実は、私が興味を持ったのは財前とマスゾエさんよりも、更に大きな類似点があったからなのです。それは、財前の法廷にたって証言した癌の第一人者船尾とマスゾエさんの御用第三者検討委員佐々木善三氏の対応です。
財前の誤診問題もマスゾエさんの公私混同も違法性と倫理の観点の双方から
評価される事案でした。これに対して、船尾は違法性(財前の医学的な措置の合法・違法)について財前の措置がやむを得ないものであったとしつつも、財前の人間性に対して厳しい糾弾を行いました。
一方、佐々木氏は、マスゾエ氏の一連の行動に対して「一部不適切だが違法性はない」との結論を出しています。双方とも言っている内容は同じにも拘らず、一方は傍聴者を納得させて無罪を勝ち取り、一方は、火に油を注ぎ結果的に依頼人であるマスゾエ氏を辞任に追い込んでしまったという結果はどうして起こったのでしょうか?

先ずは、「場を読む力」の差があったと思われます。船尾自身は国立大学医学部の権威を守るために財前の無罪を勝ち取ることが目的であるにも関わらず、自身の医学的見解を述べた後に、倫理の問題に論点を移して財前を批判ことで、自身の主張の公平性を担保すると同時に、結果的に財前を救っています。
一方、佐々木さんは一部不適切だが違法性はないとの発言に見られるように、法的に問題はなかったと主張することで周囲の目から依頼人であるマスゾエ氏を救おうとしました。
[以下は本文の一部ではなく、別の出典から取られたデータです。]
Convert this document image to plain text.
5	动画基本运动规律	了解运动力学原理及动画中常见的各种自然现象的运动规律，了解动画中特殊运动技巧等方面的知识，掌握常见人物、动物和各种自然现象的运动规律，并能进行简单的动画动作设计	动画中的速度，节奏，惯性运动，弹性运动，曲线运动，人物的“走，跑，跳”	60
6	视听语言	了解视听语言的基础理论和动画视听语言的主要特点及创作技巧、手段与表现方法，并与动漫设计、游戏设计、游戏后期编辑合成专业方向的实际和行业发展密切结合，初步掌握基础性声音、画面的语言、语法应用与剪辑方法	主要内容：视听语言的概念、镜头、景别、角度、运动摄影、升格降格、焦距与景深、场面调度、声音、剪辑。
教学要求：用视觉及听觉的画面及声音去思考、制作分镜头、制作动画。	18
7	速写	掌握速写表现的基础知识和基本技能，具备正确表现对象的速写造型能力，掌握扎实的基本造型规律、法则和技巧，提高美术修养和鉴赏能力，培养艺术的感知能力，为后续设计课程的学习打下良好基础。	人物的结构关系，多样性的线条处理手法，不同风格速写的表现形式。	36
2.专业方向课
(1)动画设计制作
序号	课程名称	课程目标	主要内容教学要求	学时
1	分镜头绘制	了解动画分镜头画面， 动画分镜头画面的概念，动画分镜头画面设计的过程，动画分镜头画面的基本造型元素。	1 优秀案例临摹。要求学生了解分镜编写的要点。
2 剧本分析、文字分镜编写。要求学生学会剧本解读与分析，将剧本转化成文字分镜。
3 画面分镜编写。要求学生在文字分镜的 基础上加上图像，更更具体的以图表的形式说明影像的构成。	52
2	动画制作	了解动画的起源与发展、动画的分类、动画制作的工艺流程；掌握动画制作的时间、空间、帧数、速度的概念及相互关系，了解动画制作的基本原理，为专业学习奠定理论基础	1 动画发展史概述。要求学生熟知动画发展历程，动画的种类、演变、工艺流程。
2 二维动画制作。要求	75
ところが、周囲の期待は違法性よりもマスゾエ氏の倫理観の問題であったために轟沈してしまった訳です。
更に、木更津のホテルであったとされる人物赤坂のコーヒー店(10席しかない店に18,000円の領収書を切らせた件)の確認などは無く、ズサンな調査だったとの印象を周囲に与えているどころか、質問したマスコミ担当者を見下したような受け答えを行っており、その意味では傲慢な性格が災いして、真のステークホルダーを見誤っている前やマスゾエさんと同じ種類の人物だとの印象を周囲に与えてしまいました。同じワルでも、医師の倫理観の問題に関する持論を堂々と展開して周囲を納得させる船尾とは役者が違うといったところでしょうか? 
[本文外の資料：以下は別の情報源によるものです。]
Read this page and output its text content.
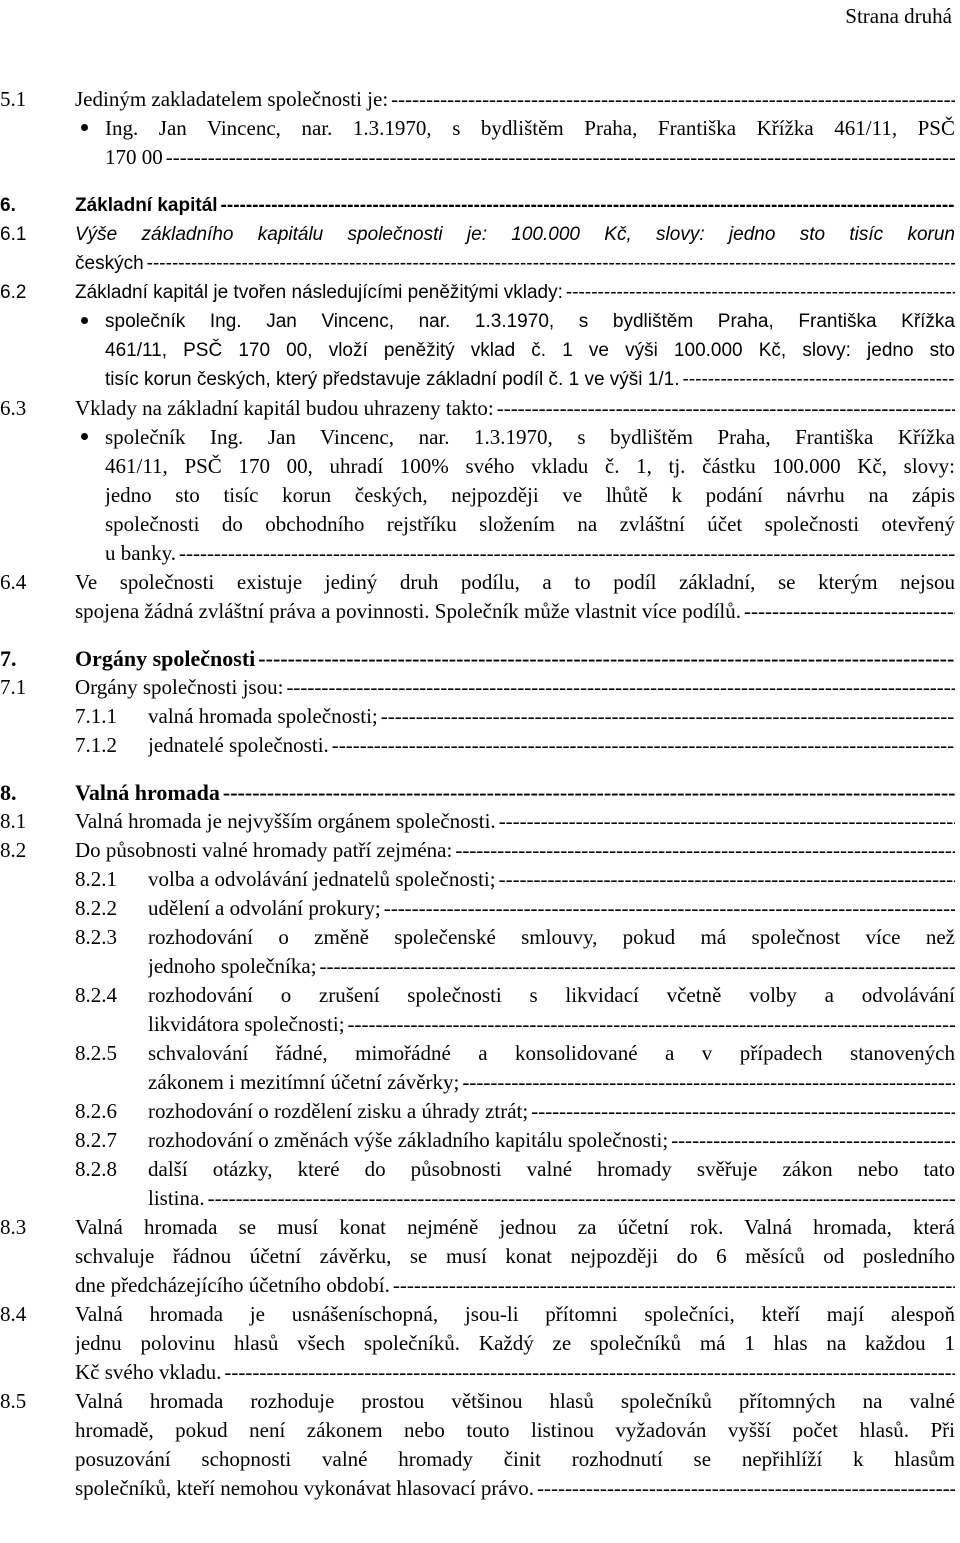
Strana druhá
5.1 Jediným zakladatelem společnosti je:
-----
Ing. Jan Vincenc, nar. 1.3.1970, s bydlištěm Praha, Františka Křížka 461/11, PSČ
170 00
-----
6.	Základní kapitál
-----
6.1	Výše základního kapitálu společnosti je: 100.000 Kč, slovy: jedno sto tisíc korun
českých
-----
6.2	Základní kapitál je tvořen následujícími peněžitými vklady:
-----
společník Ing. Jan Vincenc, nar. 1.3.1970, s bydlištěm Praha, Františka Křížka
461/11, PSČ 170 00, vloží peněžitý vklad č. 1 ve výši 100.000 Kč, slovy: jedno sto
tisíc korun českých, který představuje základní podíl č. 1 ve výši 1/1.
-----
6.3 Vklady na základní kapitál budou uhrazeny takto:
-----
společník Ing. Jan Vincenc, nar. 1.3.1970, s bydlištěm Praha, Františka Křížka
461/11, PSČ 170 00, uhradí 100% svého vkladu č. 1, tj. částku 100.000 Kč, slovy:
jedno sto tisíc korun českých, nejpozději ve lhůtě k podání návrhu na zápis
společnosti do obchodního rejstříku složením na zvláštní účet společnosti otevřený
u banky.
-----
6.4 Ve společnosti existuje jediný druh podílu, a to podíl základní, se kterým nejsou
spojena žádná zvláštní práva a povinnosti. Společník může vlastnit více podílů.
-----
7.	Orgány společnosti
-----
7.1 Orgány společnosti jsou:
-----
7.1.1 valná hromada společnosti;
-----
7.1.2 jednatelé společnosti.
-----
8.	Valná hromada
-----
8.1 Valná hromada je nejvyšším orgánem společnosti.
-----
8.2 Do působnosti valné hromady patří zejména:
-----
8.2.1 volba a odvolávání jednatelů společnosti;
-----
8.2.2 udělení a odvolání prokury;
-----
8.2.3 rozhodování o změně společenské smlouvy, pokud má společnost více než
jednoho společníka;
-----
8.2.4 rozhodování o zrušení společnosti s likvidací včetně volby a odvolávání
likvidátora společnosti;
-----
8.2.5 schvalování řádné, mimořádné a konsolidované a v případech stanovených
zákonem i mezitímní účetní závěrky;
-----
8.2.6 rozhodování o rozdělení zisku a úhrady ztrát;
-----
8.2.7 rozhodování o změnách výše základního kapitálu společnosti;
-----
8.2.8 další otázky, které do působnosti valné hromady svěřuje zákon nebo tato
listina.
-----
8.3 Valná hromada se musí konat nejméně jednou za účetní rok. Valná hromada, která
schvaluje řádnou účetní závěrku, se musí konat nejpozději do 6 měsíců od posledního
dne předcházejícího účetního období.
-----
8.4 Valná hromada je usnášeníschopná, jsou-li přítomni společníci, kteří mají alespoň
jednu polovinu hlasů všech společníků. Každý ze společníků má 1 hlas na každou 1
Kč svého vkladu.
-----
8.5 Valná hromada rozhoduje prostou většinou hlasů společníků přítomných na valné
hromadě, pokud není zákonem nebo touto listinou vyžadován vyšší počet hlasů. Při
posuzování schopnosti valné hromady činit rozhodnutí se nepřihlíží k hlasům
společníků, kteří nemohou vykonávat hlasovací právo.
-----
★と言うことで、今回は経営とは全く関係のない論評になってしまいましたが、多少強引に突っ込むと、マスゾエさんは自身の疑惑の調査人として弁護士のみを任命し、会計士や監査人の素養を持った人間を任命しなかったのは釈然としません。監査においては売掛金・買掛金の残高確認や在庫証明の取得など、確認作業を最優先します。したがい、今回の調査を会計士や内部監査人が行ったとすればマスゾエ氏が木更津のホテルで会ったとされる人物の特定、領収書の全ページの再発行や赤坂のコーヒー店の店長へのヒアリングをマスゾエ氏に要求したでしょうし、それが拒否されるなどして不調に終わった場合は、その事実を報告書に記載する筈です。そう言った重要な点に一切言及せずに作成された調査報告書に納得性があるとは到底言えません。 
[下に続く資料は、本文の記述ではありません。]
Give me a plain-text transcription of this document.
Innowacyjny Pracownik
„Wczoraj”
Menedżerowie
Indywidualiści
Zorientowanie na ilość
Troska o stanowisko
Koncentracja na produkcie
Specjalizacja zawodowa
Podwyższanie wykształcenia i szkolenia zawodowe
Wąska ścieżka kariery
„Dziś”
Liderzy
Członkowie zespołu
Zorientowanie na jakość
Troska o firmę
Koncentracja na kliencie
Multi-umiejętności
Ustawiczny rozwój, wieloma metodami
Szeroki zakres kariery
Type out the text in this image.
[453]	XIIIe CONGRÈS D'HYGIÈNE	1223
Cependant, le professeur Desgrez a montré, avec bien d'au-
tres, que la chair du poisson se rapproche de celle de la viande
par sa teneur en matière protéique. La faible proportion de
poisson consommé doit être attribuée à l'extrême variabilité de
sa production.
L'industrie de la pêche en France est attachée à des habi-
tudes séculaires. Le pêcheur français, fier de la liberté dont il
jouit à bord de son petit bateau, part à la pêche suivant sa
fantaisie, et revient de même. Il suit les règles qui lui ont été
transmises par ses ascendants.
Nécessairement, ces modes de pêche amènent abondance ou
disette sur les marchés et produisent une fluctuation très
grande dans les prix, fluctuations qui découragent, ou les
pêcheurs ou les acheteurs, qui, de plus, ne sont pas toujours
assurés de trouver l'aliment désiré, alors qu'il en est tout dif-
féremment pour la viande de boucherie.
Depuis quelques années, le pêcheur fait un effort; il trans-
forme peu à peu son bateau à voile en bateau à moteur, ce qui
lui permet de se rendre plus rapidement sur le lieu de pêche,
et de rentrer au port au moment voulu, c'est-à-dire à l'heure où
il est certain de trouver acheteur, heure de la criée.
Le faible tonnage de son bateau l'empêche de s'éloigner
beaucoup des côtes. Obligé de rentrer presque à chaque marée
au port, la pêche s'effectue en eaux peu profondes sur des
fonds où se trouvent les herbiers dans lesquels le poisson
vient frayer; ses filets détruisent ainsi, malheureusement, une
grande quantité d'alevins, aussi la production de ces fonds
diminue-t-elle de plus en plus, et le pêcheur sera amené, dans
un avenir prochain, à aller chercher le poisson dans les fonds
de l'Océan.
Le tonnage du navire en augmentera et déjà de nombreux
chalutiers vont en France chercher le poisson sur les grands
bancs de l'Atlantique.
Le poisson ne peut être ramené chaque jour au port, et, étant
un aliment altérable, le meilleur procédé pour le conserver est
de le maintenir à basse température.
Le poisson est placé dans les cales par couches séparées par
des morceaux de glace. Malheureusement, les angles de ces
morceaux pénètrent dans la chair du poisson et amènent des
★尚、3.11の当日にマスゾエさんが上海の空港で購入したシルクの上着が、腕の滑りが 良く書道に適しているから必要経費としたのは合理的という佐々木さんの判断は笑えまし た。せっかくなので、マスゾエさんは議会の面前で、このシルクの上着を着用して、毛筆で 退任届を書くくらいのパフォーマンスで、この喜劇のフィナーレを盛り上げて頂ければも っと良かったのではないかと思います。
また、かつらを着用すれば、相手に好印象をあたえて交渉がうまく行くこととの理屈を通せば、かつらの購入費も政治資金で処理することが可能になると思われますが、マスゾエさんは政治資金でかつらを買わなかったのでしょうか? 韓国の外務大臣のかつらは、政治資金で処理されているかどうか?日韓の政治的民度の優劣を評価するうえで、大いに興味のあるところです。 

いずれにしても50年を経ても、偉い方々が起こす問題には全く変わりがないこと、マスゾエ・佐々木コンビは、白い巨塔の船尾・鵜飼・財前の連係プレイを学習すれば、もう少し上手に立ち回れたのではないか・・・と、歴史に学ぶことの大切さを認識させられた珍事でした。